How to Teach Your Kids about Sex

Talking about the birds and the bees

By June Yong | 29 January, 2019

Does the mere thought of having to explain what sex is to your kids make you break out in cold sweat?

Don’t worry – you’re not alone.

The first time I talked to my child about sex (my eldest was about six years old then), I used a simple book called The Wonderful Way Babies Are Made to help me get the conversation going. Having a book to introduce the topic was great but guess what, I still felt sweat beads forming on my forehead. (This was about the time we finished the book when my daughter asked, “Do you and dad have sex?”)

As I pondered over the “sex talk”, I realise that it isn’t so much a one-off talk as it is an ongoing conversation. It’s like going on a journey with your child where there are information signs filled with information on their unique bodies, identity, puberty, and love and relationships.

Contrary to what people think, conversations about sex encompasses much more than the sex act alone, and needs to be handled age-appropriately.

While educating kids about sex and sexuality isn’t the easiest task on earth, being mentally prepared for it helps. Read on for more ideas and resources.

1. The pre-school years

During the pre-school years, the focus is on body awareness and body safety. This is the time to teach children about our various body parts and their proper names.

It is also key to introduce to them the concept of body safety – use the terms “good touch” versus “bad touch” to teach children that their private body parts should remain private. Give them the words to use if they find themselves in a situation where they feel uncomfortable, such as “Stop it, I don’t like this. I’m going to tell my mum and dad.”

Books such as The Swimsuit Lesson may help to make the idea more concrete and understandable to young children.

2. The primary years

As our children mature and enter formal schooling, the focus shifts to providing simple but accurate information about where babies come from.

During this time, children may grow more aware of sensual images that are shown on billboards or advertisements. Thus it is also apt to inculcate a sense of respect in our young – respect for other people’s bodies as well as their own.

A friend of mine shared with me a great way of helping her kids deal with sexualised images that we may chance upon in the media. She tells them, “This person needs some privacy – let’s give them that by looking somewhere else.”

Whenever we chance upon images that are filled with scantily-clad bodies, my husband and I use it as a learning opportunity to teach the kids more about this topic.
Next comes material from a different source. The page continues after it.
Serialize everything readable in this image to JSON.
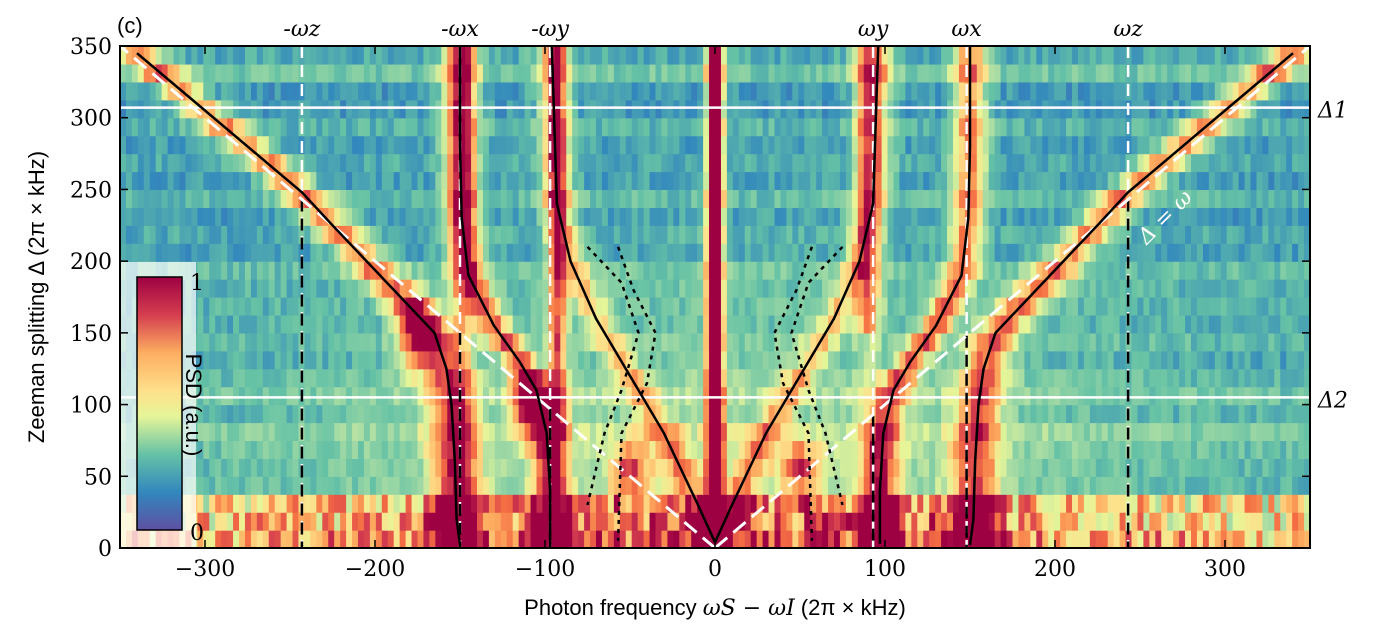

During the late primary years, you may wish to use illustrations or books to help your children understand the changes in their bodies, covering different aspects such as menstruation, growth of the breasts and penis, and emotional changes.

3. The teen years

As children enter adolescence, it is normal for them to be curious about love and sex. Try to remain open to their questions and refrain from being too quick to judge. By doing so, we offer them a safe space to seek information, advice, and support.

Try to remain open to their questions and refrain from being too quick to judge.

This is a good time for us to emphasise our values and desires for them in this area of life, backed with reason and research. At the same time, don’t be afraid to be honest with them – that sex is pleasurable, designed for a married couple to enjoy, and that it involves not just the physical, but also the emotional aspects of a person.

It may also be apt to talk with your teen about pornography, highlighting its addictive dangers and the false images of sex that it portrays.

No matter what the age of your child, it is never too late to begin having open and honest conversations about sex.

Don’t fall into the trap of thinking that you must cover the topic or question perfectly every time you talk with your child. It’s absolutely fine to say, “That’s a good question. I’m not sure how to answer that now, but give me some time to read up on it and I’ll get back to you later.”

There will be awkward and difficult questions for sure, but remember this: how we respond will either instil confidence or fear in our children about asking anything in the future.

So let’s keep the communication lines open, and aim to be our children’s trusted information source and confidante.


© 2019 Focus on the Family Singapore. All rights reserved.

Think about:

  • When should you begin talking to your child about sexuality matters?
  • What resources will you use to help you?